Publié le 19 novembre 2010 par Juan
Karachigate : Pourquoi pas des jurés populaires pour juger l'affaire Karachi ?Jean-François Copé, fraîchement désigné à la tête de l'UMP par Nicolas Sarkozy, veut, paraît-il, « aérer » le parti présidentiel. La Sarkofrance est moisie. Un président « hors sol » qui ignore les problèmes du pays, une justice entravée, des ministres qui répètent, comme avant le remaniement, les éléments de langage présidentiel sans distance ni recul.
Depuis mercredi, l'affaire dite de Karachi occupe le devant de la scène, enfin. Tous les médias, même les plus « grands », se sont emparés du sujet. Enfin.
 Cette nouvelle affaire, qui n'est pas une polémique médiatique, bouscule les plans présidentiels. Jeudi, le nouveau Garde des Sceaux Michel Mercier a expliqué que la proposition présidentielle de mardi dernier, l'introduction de jurés populaires « pour les délits les plus graves » serait effective dès 2011. Remaniement ou pas, les ministres restent des perroquets de leur Monarque.

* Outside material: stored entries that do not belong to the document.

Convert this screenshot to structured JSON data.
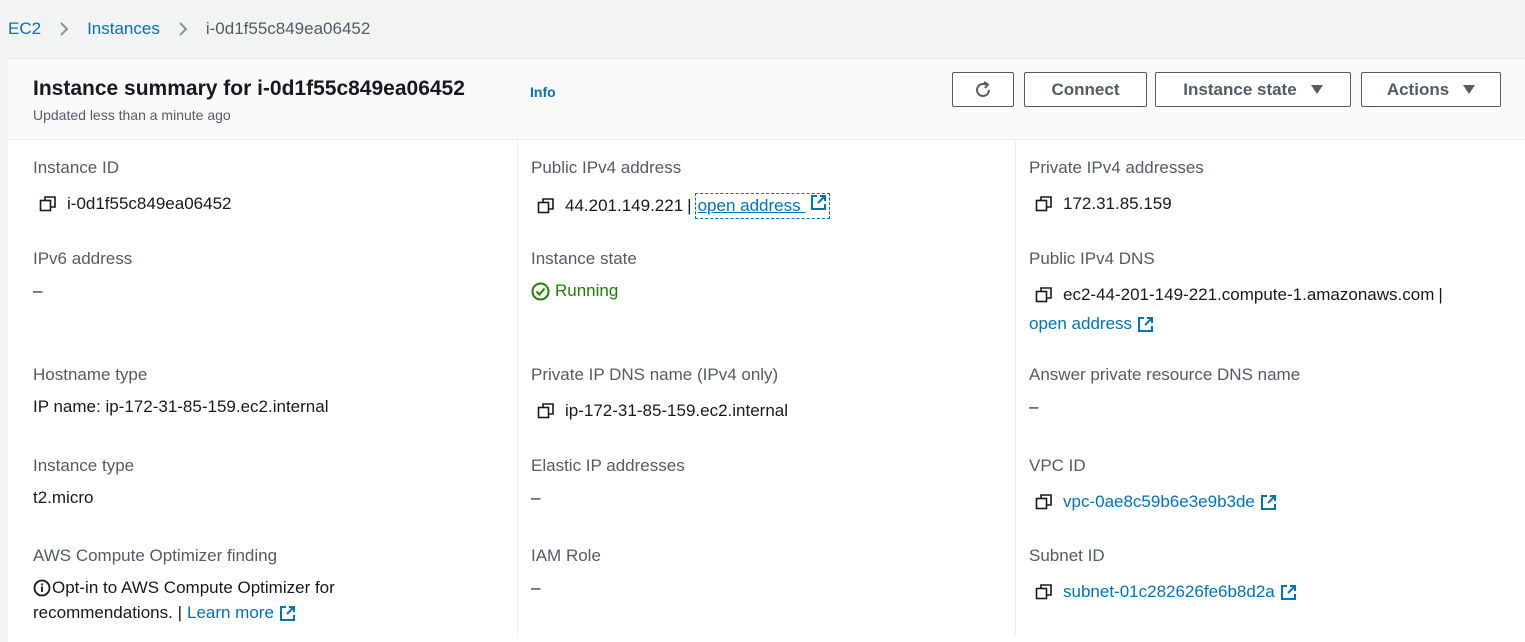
{
  "breadcrumb": {
    "items": [
      {
        "label": "EC2"
      },
      {
        "label": "Instances"
      },
      {
        "label": "i-0d1f55c849ea06452"
      }
    ]
  },
  "header": {
    "title": "Instance summary for i-0d1f55c849ea06452",
    "info": "Info",
    "subtitle": "Updated less than a minute ago",
    "buttons": {
      "connect": "Connect",
      "instance_state": "Instance state",
      "actions": "Actions"
    }
  },
  "fields": {
    "instance_id": {
      "label": "Instance ID",
      "value": "i-0d1f55c849ea06452"
    },
    "public_ipv4": {
      "label": "Public IPv4 address",
      "value": "44.201.149.221",
      "sep": "|",
      "link": "open address"
    },
    "private_ipv4": {
      "label": "Private IPv4 addresses",
      "value": "172.31.85.159"
    },
    "ipv6": {
      "label": "IPv6 address",
      "value": "–"
    },
    "instance_state": {
      "label": "Instance state",
      "value": "Running"
    },
    "public_dns": {
      "label": "Public IPv4 DNS",
      "value": "ec2-44-201-149-221.compute-1.amazonaws.com",
      "sep": "|",
      "link": "open address"
    },
    "hostname_type": {
      "label": "Hostname type",
      "value": "IP name: ip-172-31-85-159.ec2.internal"
    },
    "private_dns": {
      "label": "Private IP DNS name (IPv4 only)",
      "value": "ip-172-31-85-159.ec2.internal"
    },
    "answer_dns": {
      "label": "Answer private resource DNS name",
      "value": "–"
    },
    "instance_type": {
      "label": "Instance type",
      "value": "t2.micro"
    },
    "elastic_ip": {
      "label": "Elastic IP addresses",
      "value": "–"
    },
    "vpc_id": {
      "label": "VPC ID",
      "value": "vpc-0ae8c59b6e3e9b3de"
    },
    "optimizer": {
      "label": "AWS Compute Optimizer finding",
      "line1": "Opt-in to AWS Compute Optimizer for",
      "line2": "recommendations. |",
      "link": "Learn more"
    },
    "iam_role": {
      "label": "IAM Role",
      "value": "–"
    },
    "subnet_id": {
      "label": "Subnet ID",
      "value": "subnet-01c282626fe6b8d2a"
    }
  },
  "colors": {
    "link": "#0073bb",
    "running": "#1d8102",
    "label": "#545b64"
  }
}
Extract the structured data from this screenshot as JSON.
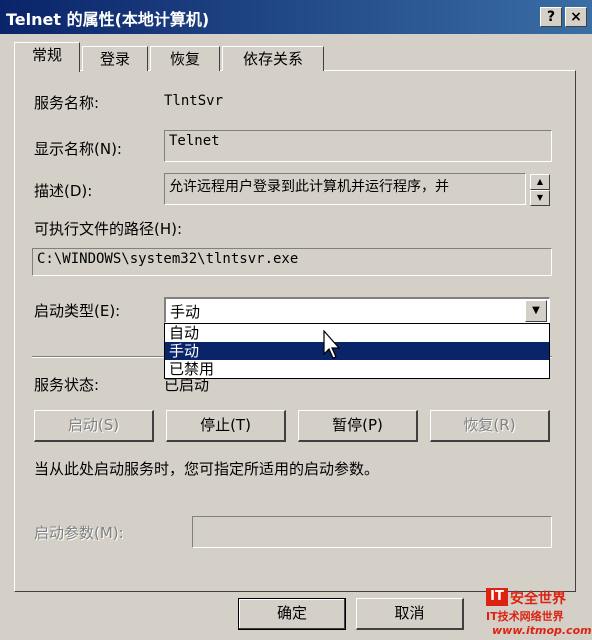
{
  "window": {
    "title": "Telnet 的属性(本地计算机)",
    "help_button": "?",
    "close_button": "×"
  },
  "tabs": [
    {
      "label": "常规",
      "active": true
    },
    {
      "label": "登录",
      "active": false
    },
    {
      "label": "恢复",
      "active": false
    },
    {
      "label": "依存关系",
      "active": false
    }
  ],
  "general": {
    "service_name_label": "服务名称:",
    "service_name_value": "TlntSvr",
    "display_name_label": "显示名称(N):",
    "display_name_value": "Telnet",
    "description_label": "描述(D):",
    "description_value": "允许远程用户登录到此计算机并运行程序，并",
    "exe_path_label": "可执行文件的路径(H):",
    "exe_path_value": "C:\\WINDOWS\\system32\\tlntsvr.exe",
    "startup_type_label": "启动类型(E):",
    "startup_type_value": "手动",
    "startup_options": [
      "自动",
      "手动",
      "已禁用"
    ],
    "startup_selected_index": 1,
    "service_status_label": "服务状态:",
    "service_status_value": "已启动",
    "buttons": {
      "start": "启动(S)",
      "stop": "停止(T)",
      "pause": "暂停(P)",
      "resume": "恢复(R)"
    },
    "hint_text": "当从此处启动服务时，您可指定所适用的启动参数。",
    "start_params_label": "启动参数(M):",
    "start_params_value": ""
  },
  "footer": {
    "ok": "确定",
    "cancel": "取消"
  },
  "watermark": {
    "logo": "IT",
    "title": "安全世界",
    "subtitle": "IT技术网络世界",
    "url": "www.itmop.com"
  },
  "colors": {
    "title_bar_start": "#0a246a",
    "title_bar_end": "#3a6ea5",
    "face": "#d4d0c8",
    "selection": "#0a246a",
    "watermark": "#dd2211"
  }
}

Il n'est pas prévu, à ce stade, de juré populaire pour juger de l'affaire dite de Karachi. Et pour cause, les deux juges qui enquêtent sur les deux volets de l'affaire avancent mais péniblement.
Les médias s'emparent de l'affaire
Même le Figaro fit un article très complet pour expliquer l'affaire Karachi à ses lecteurs, visiblement peu habitués au sujet faute de couverture préalable et régulière. On croyait lire une synthèse expresse, une espèce de sélection du Reader's Digest pour touristes étrangers.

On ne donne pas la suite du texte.